Taglioni rose to fame as a danseuse at the Paris Opéra when her father created the ballet La Sylphide (1832) for her. Designed as a showcase for Taglioni’s talent, it was the first ballet where dancing en pointe had an aesthetic rationale and was not merely an acrobatic stunt, often involving ungraceful arm movements and exertions, as had been the approach of dancers in the late 1820s.

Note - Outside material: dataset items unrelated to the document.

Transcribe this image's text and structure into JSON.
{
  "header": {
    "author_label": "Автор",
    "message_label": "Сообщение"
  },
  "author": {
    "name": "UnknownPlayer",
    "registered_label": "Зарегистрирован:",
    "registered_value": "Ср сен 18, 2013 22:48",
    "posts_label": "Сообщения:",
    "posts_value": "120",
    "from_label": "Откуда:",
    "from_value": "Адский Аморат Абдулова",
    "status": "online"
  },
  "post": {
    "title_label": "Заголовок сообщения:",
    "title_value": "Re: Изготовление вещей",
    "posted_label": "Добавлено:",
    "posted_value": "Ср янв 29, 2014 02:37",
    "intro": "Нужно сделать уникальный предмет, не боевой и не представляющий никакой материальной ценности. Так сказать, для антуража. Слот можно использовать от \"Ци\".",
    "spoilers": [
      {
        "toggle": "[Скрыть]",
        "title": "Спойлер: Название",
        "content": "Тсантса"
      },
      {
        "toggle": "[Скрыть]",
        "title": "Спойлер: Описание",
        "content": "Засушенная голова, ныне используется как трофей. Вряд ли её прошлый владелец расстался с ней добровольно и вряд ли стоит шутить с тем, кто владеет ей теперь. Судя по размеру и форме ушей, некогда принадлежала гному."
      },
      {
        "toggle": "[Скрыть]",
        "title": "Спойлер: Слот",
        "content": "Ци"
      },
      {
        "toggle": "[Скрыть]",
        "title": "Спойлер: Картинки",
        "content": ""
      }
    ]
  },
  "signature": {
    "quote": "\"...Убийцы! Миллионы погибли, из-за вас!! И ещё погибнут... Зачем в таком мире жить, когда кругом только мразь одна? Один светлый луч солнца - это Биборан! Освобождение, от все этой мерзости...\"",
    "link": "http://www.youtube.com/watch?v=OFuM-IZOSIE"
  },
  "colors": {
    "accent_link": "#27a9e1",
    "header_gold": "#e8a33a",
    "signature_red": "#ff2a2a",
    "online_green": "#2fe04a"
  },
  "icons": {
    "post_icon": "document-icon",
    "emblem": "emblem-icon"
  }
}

The diaphanous dress she wore in La Sylphide, with its fitted bodice and airy, bell-like skirt, was the prototype of the tutu, the full, light skirt that, in various lengths, has remained the accepted uniform of the classical dancer for more than a century. Not only did she have Paris at her feet but audiences in London, Milan, Vienna, Berlin, and St. Petersburg hailed her as one of the greatest dancers ballet had ever produced.
Pas de Quatre
Taglioni (center) in Pas de Quatre, 1845
In 1837 Taglioni left the Ballet of Her Majesty’s Theatre to take up a three-year contract in Saint Petersburg with the Imperial Ballet (known today as the Kirov/Mariinsky Ballet).

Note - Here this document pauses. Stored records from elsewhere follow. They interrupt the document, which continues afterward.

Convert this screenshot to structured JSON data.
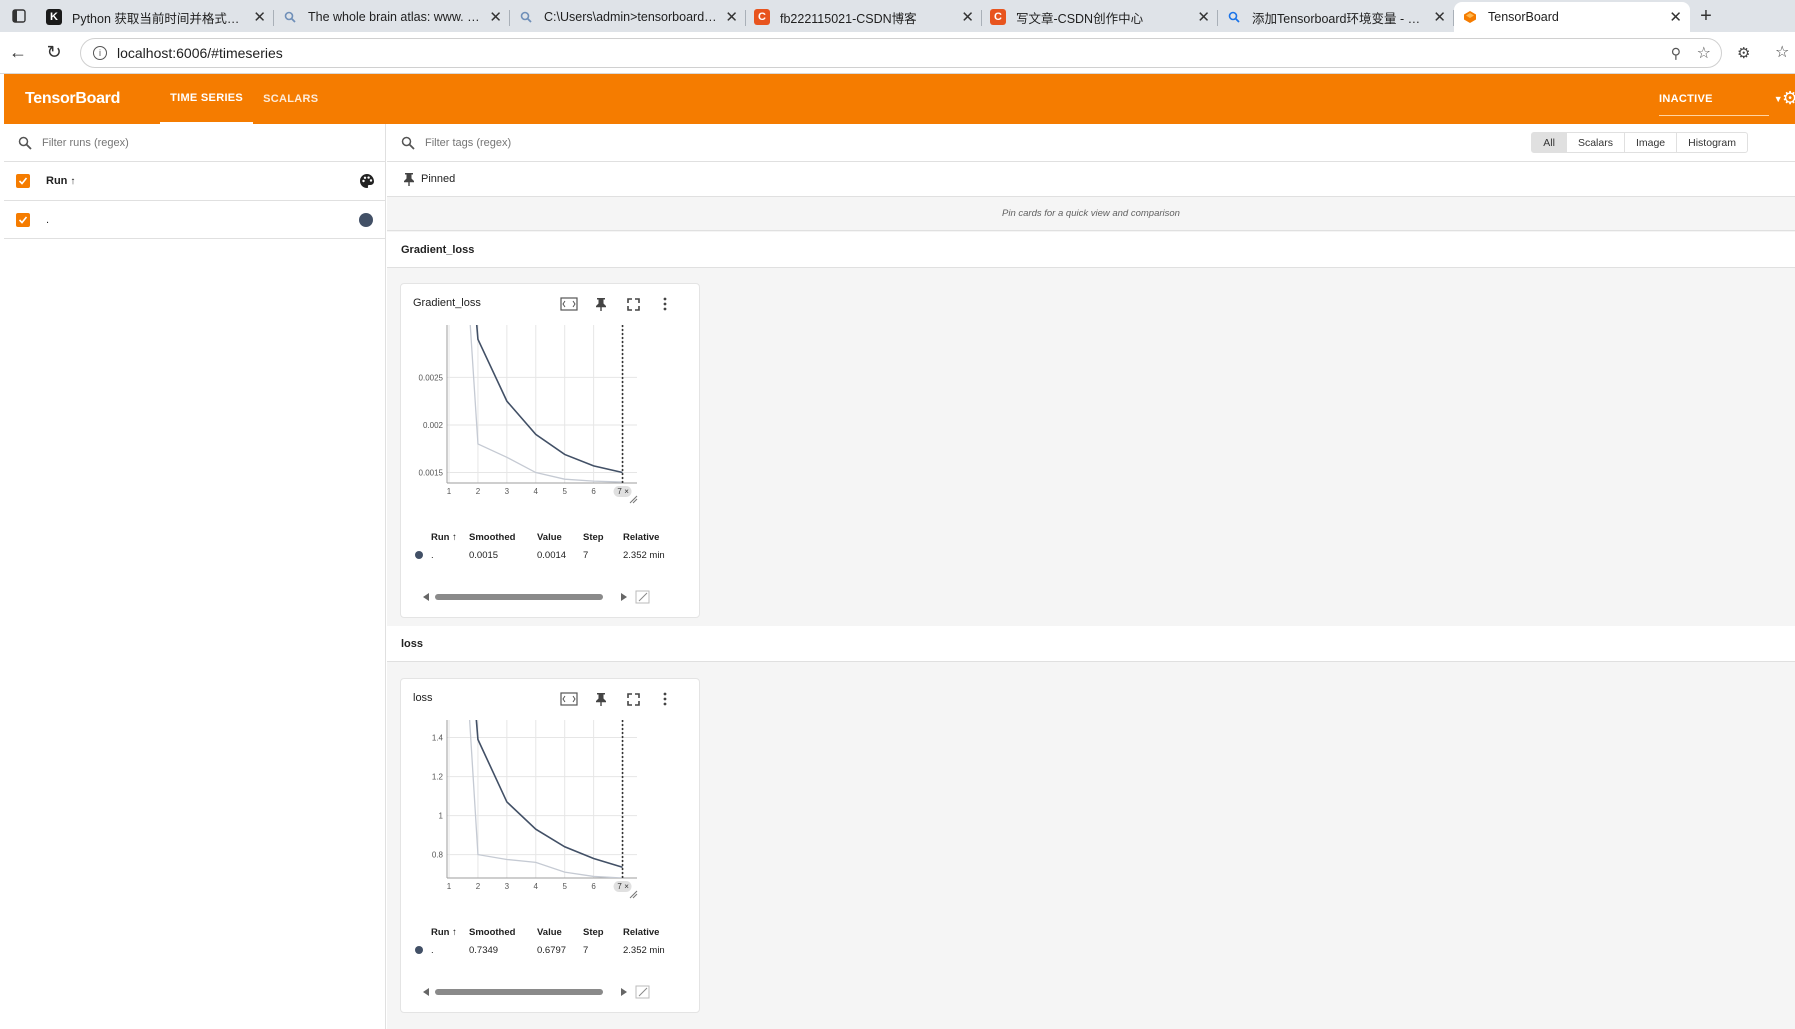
{
  "browser": {
    "tabs": [
      {
        "title": "Python 获取当前时间并格式化为",
        "favicon": "K",
        "color": "#1a1a1a"
      },
      {
        "title": "The whole brain atlas: www. med",
        "favicon": "search-icon",
        "color": "#6f8fb8"
      },
      {
        "title": "C:\\Users\\admin>tensorboard --lo",
        "favicon": "search-icon",
        "color": "#6f8fb8"
      },
      {
        "title": "fb222115021-CSDN博客",
        "favicon": "C",
        "color": "#e8541e"
      },
      {
        "title": "写文章-CSDN创作中心",
        "favicon": "C",
        "color": "#e8541e"
      },
      {
        "title": "添加Tensorboard环境变量 - 搜索",
        "favicon": "search-icon",
        "color": "#1a73e8"
      },
      {
        "title": "TensorBoard",
        "favicon": "tensorboard-icon",
        "color": "#f57c00",
        "active": true
      }
    ],
    "url": "localhost:6006/#timeseries"
  },
  "header": {
    "logo": "TensorBoard",
    "tabs": [
      "TIME SERIES",
      "SCALARS"
    ],
    "status": "INACTIVE"
  },
  "sidebar": {
    "filter_placeholder": "Filter runs (regex)",
    "run_header": "Run",
    "runs": [
      {
        "name": ".",
        "color": "#425066"
      }
    ]
  },
  "main": {
    "filter_placeholder": "Filter tags (regex)",
    "type_filters": [
      "All",
      "Scalars",
      "Image",
      "Histogram"
    ],
    "pinned_label": "Pinned",
    "pinned_hint": "Pin cards for a quick view and comparison",
    "groups": [
      "Gradient_loss",
      "loss"
    ]
  },
  "cards": [
    {
      "title": "Gradient_loss",
      "table_headers": [
        "Run",
        "Smoothed",
        "Value",
        "Step",
        "Relative"
      ],
      "row": {
        "run": ".",
        "smoothed": "0.0015",
        "value": "0.0014",
        "step": "7",
        "relative": "2.352 min"
      },
      "chart_data": {
        "type": "line",
        "x": [
          1,
          2,
          3,
          4,
          5,
          6,
          7
        ],
        "x_ticks": [
          "1",
          "2",
          "3",
          "4",
          "5",
          "6",
          "7"
        ],
        "y_ticks": [
          0.0015,
          0.002,
          0.0025
        ],
        "y_tick_labels": [
          "0.0015",
          "0.002",
          "0.0025"
        ],
        "ylim": [
          0.00139,
          0.00305
        ],
        "series": [
          {
            "role": "raw",
            "color": "#c5cad3",
            "values": [
              0.0065,
              0.0018,
              0.00166,
              0.0015,
              0.00143,
              0.00141,
              0.0014
            ]
          },
          {
            "role": "smoothed",
            "color": "#425066",
            "values": [
              0.0065,
              0.0029,
              0.00225,
              0.0019,
              0.00169,
              0.00157,
              0.0015
            ]
          }
        ]
      }
    },
    {
      "title": "loss",
      "table_headers": [
        "Run",
        "Smoothed",
        "Value",
        "Step",
        "Relative"
      ],
      "row": {
        "run": ".",
        "smoothed": "0.7349",
        "value": "0.6797",
        "step": "7",
        "relative": "2.352 min"
      },
      "chart_data": {
        "type": "line",
        "x": [
          1,
          2,
          3,
          4,
          5,
          6,
          7
        ],
        "x_ticks": [
          "1",
          "2",
          "3",
          "4",
          "5",
          "6",
          "7"
        ],
        "y_ticks": [
          0.8,
          1.0,
          1.2,
          1.4
        ],
        "y_tick_labels": [
          "0.8",
          "1",
          "1.2",
          "1.4"
        ],
        "ylim": [
          0.68,
          1.49
        ],
        "series": [
          {
            "role": "raw",
            "color": "#c5cad3",
            "values": [
              3.2,
              0.8,
              0.775,
              0.76,
              0.71,
              0.688,
              0.68
            ]
          },
          {
            "role": "smoothed",
            "color": "#425066",
            "values": [
              3.2,
              1.39,
              1.07,
              0.93,
              0.84,
              0.78,
              0.735
            ]
          }
        ]
      }
    }
  ]
}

It was in Russia after her last performance in the country (1842) and at the height of the “cult of the ballerina”, that a pair of her pointe shoes were sold for two hundred rubles, reportedly to be cooked, served with a sauce and eaten by a group of balletomanes.

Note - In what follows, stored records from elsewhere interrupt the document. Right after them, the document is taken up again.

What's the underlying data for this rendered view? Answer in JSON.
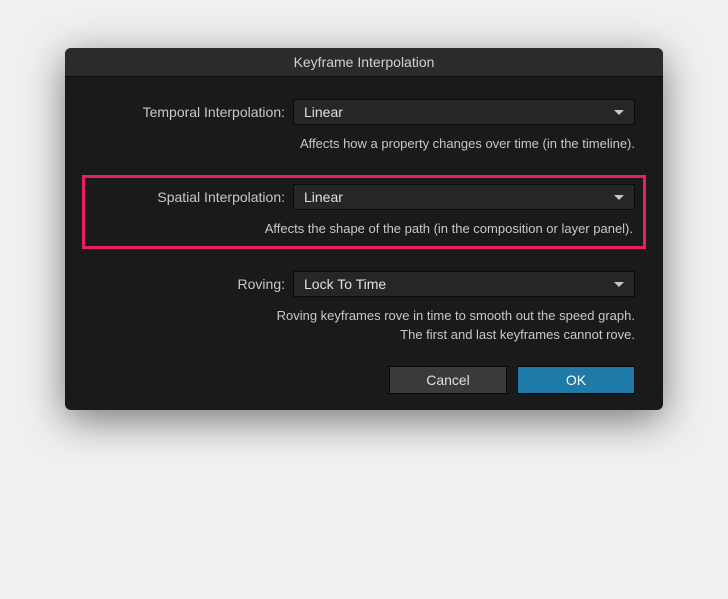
{
  "dialog": {
    "title": "Keyframe Interpolation"
  },
  "temporal": {
    "label": "Temporal Interpolation:",
    "value": "Linear",
    "description": "Affects how a property changes over time (in the timeline)."
  },
  "spatial": {
    "label": "Spatial Interpolation:",
    "value": "Linear",
    "description": "Affects the shape of the path (in the composition or layer panel)."
  },
  "roving": {
    "label": "Roving:",
    "value": "Lock To Time",
    "description": "Roving keyframes rove in time to smooth out the speed graph.\nThe first and last keyframes cannot rove."
  },
  "buttons": {
    "cancel": "Cancel",
    "ok": "OK"
  }
}
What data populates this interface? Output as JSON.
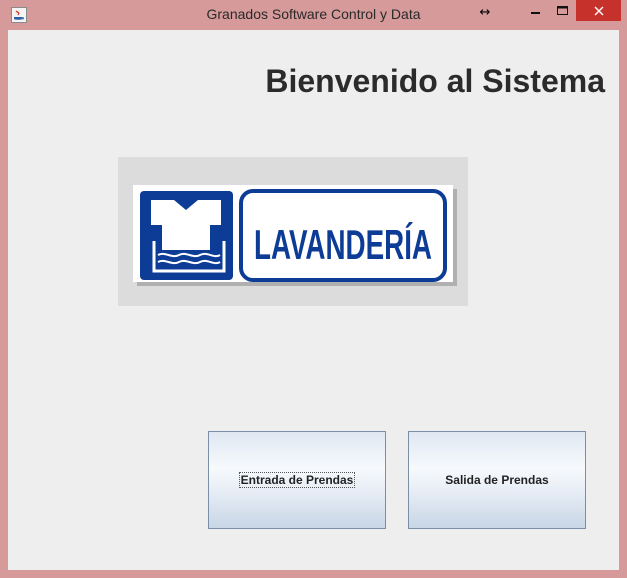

Married Life For Marie Taglioni
Marie Taglioni was married to Auguste Gilbert de Voisins in 1835, but they separated in 1836.
Later she fell in love with Eugene Desmares, a loyal fan, who had defended her honour in a duel.
Desmares and Taglioni gave birth to an (illegitimate) child in 1836. Tragically, Desmares died in a hunting accident three years later.
She gave birth to her second child, but is unknown who the father is even though the birth certificate states the father as Gilbert de Voisins.
Taglioni’s children’s names were Count Georges Philippe, Marie Gilbert de Voisins and Eugenie-Marie (Edwige) Gilbert de Voisins.
Retirement, last years and death
Taglioni – 1845
Taglioni retired from performing in 1847.
When the ballet of the Paris Opéra was reorganized on stricter, more professional lines, she was its guiding spirit.
With the director of the new Conservatoire de danse, Lucien Petipa, and Petipa’s former pupil, the choreographer Louis Mérante, she figured on the six-member select jury of the first annual competition for the corps de ballet, held on 13 April 1860.
Her only choreographic work was Le papillon (1860) for her student Emma Livry, who is remembered for dying in 1863 when her costume was set alight by a gas lamp used for stage lighting.
Later in England, she taught social dance and ballroom to children and society ladies in London; she also took a limited number of ballet pupils.
Taglioni died poor in Marseille on 22 April 1884, the day before her 80th birthday.
The local dancers began leaving their worn pointe shoes on the Montmartre grave as a tribute and thanks to the first pointe dancer.